Workspaces, projects, environments

Three layers, top to bottom:

Workspace (Organization)
└─ Project
   └─ Environment   (production / staging / development)

Workspace

Section titled “Workspace”

A workspace is the operator’s billing + admin scope. It owns one or more projects. The first operator who runs authn:bootstrap gets a workspace owner role automatically. Future operators are invited via /dashboard/workspace-settings.

In the database this is just an Organization row with environment_id = <_admin env> and a membership for the operator. v0.1 supports a single workspace per install; multi-workspace ships in v0.2.

Project

Section titled “Project”

A project is a customer-facing tenant — typically one per app / brand / team you’re authenticating users for. Each project has:

  • A slug you pick (acme, internal-tools) — unique within the workspace, shown in Dashboard URLs.
  • One or more environments.
  • API keys + signing keys per environment.

Environment

Section titled “Environment”

An environment is the actual runtime where users sign in. It has its own:

  • Users, sessions, sign-in / sign-up attempts.
  • Allowed origins for the FAPI CORS check.
  • Email templates.
  • Webhook endpoints.
  • A signing key pair (RS256) used for JWT issuance + JWKS publication.
  • A routing_label — opaque slug like wise-otter-x4f used as the FAPI subdomain (subdomain mode) or path prefix (path mode). This is not the same as the operator-facing slug (“production” / “staging”) shown in Dashboard URLs.
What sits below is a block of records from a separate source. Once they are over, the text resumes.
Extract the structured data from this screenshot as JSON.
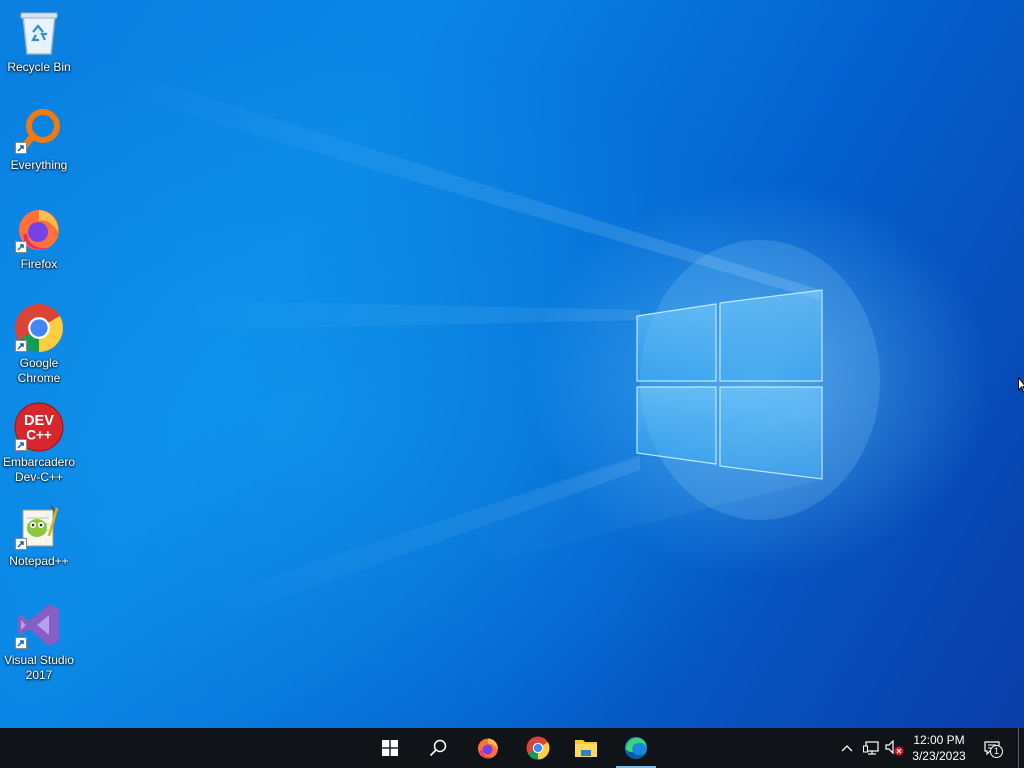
{
  "desktop": {
    "icons": [
      {
        "label": "Recycle Bin",
        "icon": "recycle-bin-icon",
        "shortcut": false
      },
      {
        "label": "Everything",
        "icon": "everything-search-icon",
        "shortcut": true
      },
      {
        "label": "Firefox",
        "icon": "firefox-icon",
        "shortcut": true
      },
      {
        "label": "Google\nChrome",
        "icon": "chrome-icon",
        "shortcut": true
      },
      {
        "label": "Embarcadero\nDev-C++",
        "icon": "devcpp-icon",
        "shortcut": true,
        "icon_text_top": "DEV",
        "icon_text_bottom": "C++"
      },
      {
        "label": "Notepad++",
        "icon": "notepadpp-icon",
        "shortcut": true
      },
      {
        "label": "Visual Studio\n2017",
        "icon": "visual-studio-icon",
        "shortcut": true
      }
    ]
  },
  "taskbar": {
    "buttons": [
      {
        "name": "start",
        "icon": "windows-start-icon",
        "active": false
      },
      {
        "name": "search",
        "icon": "search-icon",
        "active": false
      },
      {
        "name": "firefox",
        "icon": "firefox-icon",
        "active": false
      },
      {
        "name": "chrome",
        "icon": "chrome-icon",
        "active": false
      },
      {
        "name": "file-explorer",
        "icon": "folder-icon",
        "active": false
      },
      {
        "name": "edge",
        "icon": "edge-icon",
        "active": true
      }
    ],
    "tray": {
      "icons": [
        "chevron-up-icon",
        "network-icon",
        "volume-muted-icon"
      ],
      "time": "12:00 PM",
      "date": "3/23/2023",
      "notification_count": "1"
    }
  },
  "colors": {
    "taskbar_bg": "#101418",
    "active_indicator": "#76b9ed",
    "wallpaper_base": "#0a7fe0"
  }
}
The split between slug and routing_label lets each project have its own production env without subdomain collisions, and stops customers from squatting on short readable names.

The reserved _admin env

Section titled “The reserved _admin env”

There’s one special environment baked in: _admin, owned by the system project. It powers the operator Dashboard and the Account Portal you log into. It’s mounted at the bare app host in both routing modes (so <APP_URL>/sign-in always works) and never resolves as a tenant slug.

URLs

Section titled “URLs”

In path mode (the recommended self-host default):

<APP_URL>/sign-in              ← admin sign-in
<APP_URL>/dashboard/...        ← operator Dashboard
<APP_URL>/api/v1/...           ← BAPI
<APP_URL>/<routing_label>/v1/  ← tenant FAPI
<APP_URL>/<routing_label>/sign-in  ← tenant Account Portal

In subdomain mode:

<APP_HOST>                          ← admin Account Portal
dashboard.<APP_HOST>                ← operator Dashboard
api.<APP_HOST>                      ← BAPI
<routing_label>.<APP_HOST>          ← tenant FAPI + Account Portal

Switch modes via AUTHN_ROUTING_MODE=subdomain|path in .env. Subdomain mode requires wildcard DNS + wildcard TLS.